Text blasts to blame for spam messages

The National Privacy Commission said the wave of targeted smishing messages received by most citizens today, containing the subscriber's name, are not coming from data aggregators but done via phone to phones or more commonly known as text blasts.

During a public webinar on Wednesday, NPC deputy commissioner Leandro Angelo Aguirre said based on their initial probe, aggregators are unlikely to be the source of the text messages being received by mobile phone owners in the past months.

A data aggregator is an organization that collects data from one or more sources, provides some value-added processing, and repackages the result in a usable form. Sometimes, the data comes directly to the client through a sales or licensing agreement, although frequently data aggregators will act as an agent to enhance the clients' data.

"The NPC, through its Complaints and Investigation Division, has observed from the smishing reports it received, that the smishing messages appear to have been sent using specific mobile numbers registered to certain texting services. As confirmed with the telecommunications companies, smishing messages which are sent using mobile numbers are possible through a phone-to-phone transmission," according to Aguirre.

He said such transmission is usually coursed through a telecommunication company's regular network and does not pass-through data aggregators.

"Contrary to a P2P transmission, data aggregators use an application-to-phone transmission. The messages received through this transmission will not appear to have come from specific mobile numbers, instead, they will come from a sender that has SMS ID (i.e., bank names, organization names, etc.) which identifies the data aggregator, or the brand or business name using the data aggregator's services," Aguirre explained.

Hunting perpetrators

Despite this, Aguirre said the NPC has been continuously investigating potential sources and root causes of targeted smishing messages such as patterns in the use of name formats that prospectively match the names of data subjects registered with popular payment applications, mobile wallets, and messaging applications.

He maintained the NPC is working closely with telecommunications companies in formulating countermeasures against the recent wave of targeted smishing messages.
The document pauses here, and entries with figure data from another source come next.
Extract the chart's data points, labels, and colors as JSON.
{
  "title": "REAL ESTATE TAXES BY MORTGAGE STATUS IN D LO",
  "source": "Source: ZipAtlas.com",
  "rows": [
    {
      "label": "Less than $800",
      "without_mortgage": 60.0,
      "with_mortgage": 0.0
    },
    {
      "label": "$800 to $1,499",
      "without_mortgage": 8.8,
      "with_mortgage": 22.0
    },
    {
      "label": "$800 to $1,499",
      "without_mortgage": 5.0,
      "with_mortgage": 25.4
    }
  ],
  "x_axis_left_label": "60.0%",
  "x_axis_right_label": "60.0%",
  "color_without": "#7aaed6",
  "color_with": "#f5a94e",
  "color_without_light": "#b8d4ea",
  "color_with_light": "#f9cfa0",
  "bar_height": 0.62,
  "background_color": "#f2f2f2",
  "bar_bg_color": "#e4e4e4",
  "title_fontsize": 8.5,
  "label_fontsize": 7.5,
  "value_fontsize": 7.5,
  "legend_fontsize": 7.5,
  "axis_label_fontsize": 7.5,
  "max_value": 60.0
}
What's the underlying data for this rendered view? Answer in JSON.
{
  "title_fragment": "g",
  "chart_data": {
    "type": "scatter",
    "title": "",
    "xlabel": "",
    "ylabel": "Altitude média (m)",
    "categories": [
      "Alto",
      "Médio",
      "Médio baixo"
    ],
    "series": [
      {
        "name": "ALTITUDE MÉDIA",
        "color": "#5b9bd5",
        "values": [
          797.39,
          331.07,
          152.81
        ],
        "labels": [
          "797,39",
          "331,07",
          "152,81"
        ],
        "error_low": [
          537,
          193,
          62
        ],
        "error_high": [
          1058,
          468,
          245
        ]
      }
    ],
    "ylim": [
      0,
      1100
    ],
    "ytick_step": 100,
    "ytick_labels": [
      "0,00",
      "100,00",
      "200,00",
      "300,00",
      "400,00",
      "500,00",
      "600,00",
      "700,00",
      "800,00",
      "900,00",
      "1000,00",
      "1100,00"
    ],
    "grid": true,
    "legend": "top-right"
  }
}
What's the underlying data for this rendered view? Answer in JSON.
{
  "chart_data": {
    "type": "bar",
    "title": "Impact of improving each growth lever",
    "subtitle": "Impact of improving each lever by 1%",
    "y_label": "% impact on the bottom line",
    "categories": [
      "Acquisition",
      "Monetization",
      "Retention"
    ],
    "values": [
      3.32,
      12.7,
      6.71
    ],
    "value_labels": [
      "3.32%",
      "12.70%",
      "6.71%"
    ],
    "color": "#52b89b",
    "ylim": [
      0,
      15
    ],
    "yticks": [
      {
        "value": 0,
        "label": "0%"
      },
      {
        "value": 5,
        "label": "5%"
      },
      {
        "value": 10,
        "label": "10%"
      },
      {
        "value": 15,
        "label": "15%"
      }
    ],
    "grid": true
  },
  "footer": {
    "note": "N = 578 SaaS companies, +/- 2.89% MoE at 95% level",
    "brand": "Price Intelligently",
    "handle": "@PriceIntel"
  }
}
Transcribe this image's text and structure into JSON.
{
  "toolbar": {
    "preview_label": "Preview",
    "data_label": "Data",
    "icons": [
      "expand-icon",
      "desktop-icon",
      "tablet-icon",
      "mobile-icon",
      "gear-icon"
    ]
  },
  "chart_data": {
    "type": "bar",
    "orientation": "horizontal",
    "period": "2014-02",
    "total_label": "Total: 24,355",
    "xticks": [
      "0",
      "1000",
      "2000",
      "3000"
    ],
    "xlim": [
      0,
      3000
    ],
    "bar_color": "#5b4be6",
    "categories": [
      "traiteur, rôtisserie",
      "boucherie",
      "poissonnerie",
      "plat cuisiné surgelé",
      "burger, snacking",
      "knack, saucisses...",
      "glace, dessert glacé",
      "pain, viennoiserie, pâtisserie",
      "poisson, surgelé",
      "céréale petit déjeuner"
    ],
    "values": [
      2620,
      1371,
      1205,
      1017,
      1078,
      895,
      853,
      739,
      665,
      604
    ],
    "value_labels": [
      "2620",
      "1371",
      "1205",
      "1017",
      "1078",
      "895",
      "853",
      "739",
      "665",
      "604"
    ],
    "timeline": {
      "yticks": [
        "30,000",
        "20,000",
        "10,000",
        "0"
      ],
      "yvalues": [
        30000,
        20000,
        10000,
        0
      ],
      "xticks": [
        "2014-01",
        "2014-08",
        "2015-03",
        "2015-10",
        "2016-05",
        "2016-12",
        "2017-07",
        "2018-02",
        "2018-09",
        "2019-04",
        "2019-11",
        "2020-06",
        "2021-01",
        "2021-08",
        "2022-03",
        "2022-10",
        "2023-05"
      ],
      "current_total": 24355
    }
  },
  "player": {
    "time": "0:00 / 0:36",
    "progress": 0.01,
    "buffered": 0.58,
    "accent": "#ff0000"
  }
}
"As a concrete course of action, telecommunication companies have blocked identified mobile numbers that sent smishing messages and are continuously blocking messages with malicious URL links associated with smishing," he said.

Moreover, he said the NPC will pursue its investigation to its full extent and within the bounds of its mandate to protect the fundamental human right to privacy.

"Through relevant issuances, the Commission will be compelling entities involved to take firm action in addressing the possible privacy risk brought about by targeted smishing messages. The NPC further reminds the public to remain vigilant. They are encouraged to report incidents of targeted smishing through the NPC email, reportsmishing@privacy.gov.ph, or through its social media pages," according to Aguirre.

Telecom giants PLDT-Smart and Globe earlier said they are escalating their efforts to curb text scams.

Globe, in a statement on Tuesday, said they already spent $20 million or roughly P1.1 billion to boost its competencies in detecting and blocking scam and spam messages from international and domestic sources, including app-to-person and person-to-person SMS.

It has already blocked about 784 million scam and spam messages, deactivated 14,058 scam-linked SIMs, and blacklisted 8,973 others, according to Globe.

Meanwhile, PLDT-Smart said in a separate statement that its parent telco PLDT invested nearly P3 billion last year to safeguard the public against emerging cyber threats and vulnerabilities and jammed roughly 11 billion attempts to open links associated with spam messages from January to August 2022.